In previewing the Orlando Magic's game tonight against the San Antonio Spurs, Brian Schmitz of the Orlando Sentinel notes that Magic GM Otis Smith seems to have built his team in the Spurs' image:
If there was an NBA team that the Orlando Magic modeled themselves after, it would be tonight's guest, the San Antonio Spurs.
Magic General Manager Otis Smith, long an admirer of the four-time champions, can point to the Spurs' businesslike approach to the way they've surrounded a great big man ( Tim Duncan) with sharpshooters through the years.

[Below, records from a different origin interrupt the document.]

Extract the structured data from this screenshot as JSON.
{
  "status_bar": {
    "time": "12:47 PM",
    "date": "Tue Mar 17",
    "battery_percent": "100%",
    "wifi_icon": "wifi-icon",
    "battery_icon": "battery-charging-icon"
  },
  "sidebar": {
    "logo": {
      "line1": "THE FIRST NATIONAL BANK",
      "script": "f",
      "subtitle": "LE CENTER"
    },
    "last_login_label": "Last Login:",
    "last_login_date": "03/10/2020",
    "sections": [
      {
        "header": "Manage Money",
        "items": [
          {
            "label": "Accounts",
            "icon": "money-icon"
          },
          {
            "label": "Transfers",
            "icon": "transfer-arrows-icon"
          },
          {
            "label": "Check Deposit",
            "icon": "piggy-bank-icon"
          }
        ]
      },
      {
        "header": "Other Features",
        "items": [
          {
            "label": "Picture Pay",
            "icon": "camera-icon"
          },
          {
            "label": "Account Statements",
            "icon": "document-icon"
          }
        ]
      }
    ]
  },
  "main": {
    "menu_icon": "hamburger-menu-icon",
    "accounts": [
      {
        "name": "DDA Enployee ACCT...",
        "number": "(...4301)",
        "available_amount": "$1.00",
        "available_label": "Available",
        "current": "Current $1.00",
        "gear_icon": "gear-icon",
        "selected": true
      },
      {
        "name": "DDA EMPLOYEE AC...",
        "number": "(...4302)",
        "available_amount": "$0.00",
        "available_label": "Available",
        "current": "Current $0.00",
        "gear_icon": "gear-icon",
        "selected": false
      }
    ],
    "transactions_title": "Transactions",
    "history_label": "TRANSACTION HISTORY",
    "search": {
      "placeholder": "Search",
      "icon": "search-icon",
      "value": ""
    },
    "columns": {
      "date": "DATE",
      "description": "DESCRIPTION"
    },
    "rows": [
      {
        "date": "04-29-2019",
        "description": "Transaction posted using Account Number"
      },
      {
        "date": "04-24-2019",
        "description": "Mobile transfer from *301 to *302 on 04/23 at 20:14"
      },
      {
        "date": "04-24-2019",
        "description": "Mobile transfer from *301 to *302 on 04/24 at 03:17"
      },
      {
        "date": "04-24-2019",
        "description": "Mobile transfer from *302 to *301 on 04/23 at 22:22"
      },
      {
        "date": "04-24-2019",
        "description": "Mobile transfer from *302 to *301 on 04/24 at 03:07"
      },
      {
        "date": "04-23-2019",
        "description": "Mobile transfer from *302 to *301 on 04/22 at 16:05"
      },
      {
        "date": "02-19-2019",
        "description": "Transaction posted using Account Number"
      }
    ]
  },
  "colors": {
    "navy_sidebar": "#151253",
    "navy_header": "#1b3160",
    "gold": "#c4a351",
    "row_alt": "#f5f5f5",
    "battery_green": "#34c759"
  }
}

It's a fair comparison. Quite fair, as we'll soon see. Dwight Howard fills Orlando's Duncan role as the franchise center, while there are also parallels to draw at other positions. Speedy point guards Jameer Nelson and Tony Parker run the Magic's and Spurs' offense, respectively, with a shoot-first mentality, though Nelson is more likely to pull up for a jumper than drive to the basket, which runs counter to Parker's M.O. Vince Carter and Manu Ginobili can score quickly and efficiently from the shooting guard position while providing help on the glass and in running the offense. Small forwards Mickael Pietrus and Keith Bogans lurk in the corners, waiting for a kickout from their center or a ball-reversal from the wing to snipe from long-range. Stan Van Gundy and Gregg Popovich roam the sidelines, having earned their peers' respect with their meticulous preparation and deft playcalling despite never having played at the NBA level.
But where the comparison between the two teams is most convincing is on defense, not on offense. The similarity between both teams' approaches on that side of the floor boggles, really. We'll take a look at it after the jump.
As promised, here's the chart. You can click it to view a larger version of it:
As you can see, since Van Gundy took over the Magic in 2007, the teams have succeeded on defense using the same methods. They defend the three-point line well, don't gamble for steals, crash the defensive glass, and avoid sending their opponents to the foul line.
Those second and fourth points are what stand out to me most, and make this comparison meaningful. All coaches, regardless of individual defensive philosophy, preach the importance of defending the three-point line and limiting second-chance opportunities. What makes Van Gundy and Popovich more unique is that they punt the turnover category, instead emphasizing staying with your man and not gambling for steals. Think about it: when was the last time you saw Pietrus dart into the passing lane for a steal? Or Bogans, who spent part of last season and all of 2007/08 with Orlando? That's rare. Deflections are a bit more common, sure, but there are few teams who consciously make this sort of effort.
The foul-shooting similarity also reveals insight into the coaches' philosophy. The free throw is among the most efficient shots in the sport because it is routine: it's always worth 1 point, always from 15 feet away, and always with the clock stopped. Play aggressive defense and contest every shot, Van Gundy and Popovich say, but don't hack people. Some old-school coaches stress the opposite of that last point: take, for instance, many of Jerry Sloan's Utah Jazz outfits, or the "no layups" Detroit Pistons of the 1980s and early 1990s. This approach values "sending a message" to the opponent over logic.
It's also worth noting that the Magic and the Spurs employ advanced statistical analysts, with Orlando installing its analytics department at Van Gundy's request in 2007.
What characterizes both the Magic's and Spurs' defensive philosophies, then, is discipline: the will to stay with your man on each play, and the will to keep your hands to yourself around the basket area. Of course it helps that both teams employ stellar defensive centers who keep everything under control, and one wonders if these coaches would use this approach if they had a less skilled defender manning the pivot. But as presently coached and constructed, the Magic and Spurs operate similarly on the defensive end. Considering the Spurs' lofty standing and long-term success among all professional sports franchises, that bodes well for Orlando.